Чон подошел ближе — и тогда увидел картину.
И он как будто выпал из реальности, позабыл про Стасю, про себя самого...
«Увидел» — в значении узнал, как узнают иногда незнакомую девушку, лицо которой жило в глубинах твоей памяти всегда.
Картина, написанная Стасей, принадлежала к шедеврам, которые словно вечно существуют в природе, но они невидимы до тех пор, пока не придет художник, которого позовет именно эта картина. Да, некоторые творения гениев как будто спускаются с небес, когда приходит их время, — а их творцы со своею неудачной судьбой, непризнанные, растерянно стоят в стороне...

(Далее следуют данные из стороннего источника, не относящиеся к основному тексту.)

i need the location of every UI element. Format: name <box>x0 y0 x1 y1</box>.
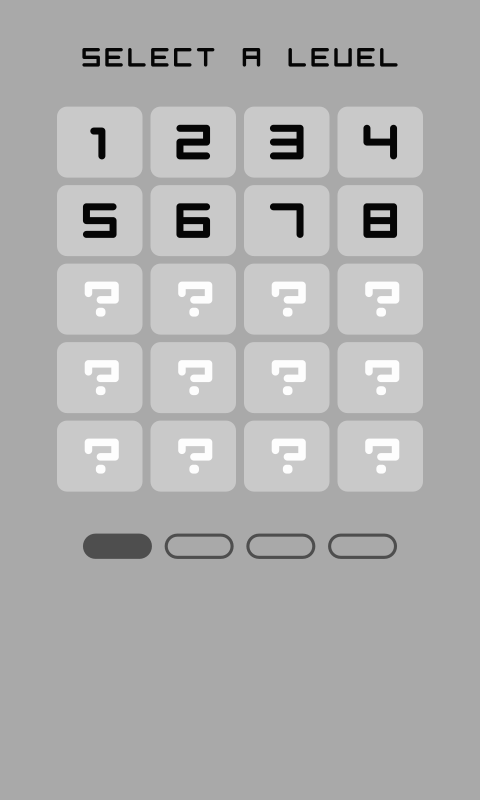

Картина представляла собою колесо обозрения, на котором любят кататься дети, сплошь увитое цветами и обрамленное знаками зодиака, под которыми они восстают из земли. Нижняя часть колеса была оплетена мартовскими цветами — багульником, подснежником, дремотной фиалкой, дальше шли апрельские мать-и-мачеха, ландыш, незабудка, на стыке Овена и Близнецов расцветали жасмин и сирень, акация, кукушкины слезки, васильки, цикорий, ромашка, пион — все это перепадало Раку, добавлявшему в этот пир цветов настурцию, бархотку, колокольчик, календулу, розу; наверху из созвездия Льва, как из рога изобилия, сыпались гладиолусы, астры, орхидеи, лилии, тигровые и речные, кувшинки; Дева добавляла к ним лотос; внизу, в садах Скорпиона и Стрельца, распускались белоснежные хризантемы, декабрьская вьюга приносила морозоустойчивые гвоздики, и Козерог добавлял к ним морозные лилии, украшающие окна наших теплых жилищ...
Чон очнулся. Он забыл, что они со Стасей давно не виделись.
Он не помнил, что она — его жена.
С бешено колотящимся сердцем он всматривался в краски, которыми Стася написала иней на стекле, недоумевая, как ей удалось добиться эффекта теплой голубизны...
— Ты лессировку делала ультрамарином?
— Как ты догадался? — спросила Стася.
Стыд обжег сердце Чона. Он понял, что означал этот ее машинальный ответ — Стася всегда ощущала его рядом с собою. Она отозвалась как будто на свой внутренний голос.
Стыд стиснул его горло. Он ничего не мог поделать с собой. Это была боль, это была зависть.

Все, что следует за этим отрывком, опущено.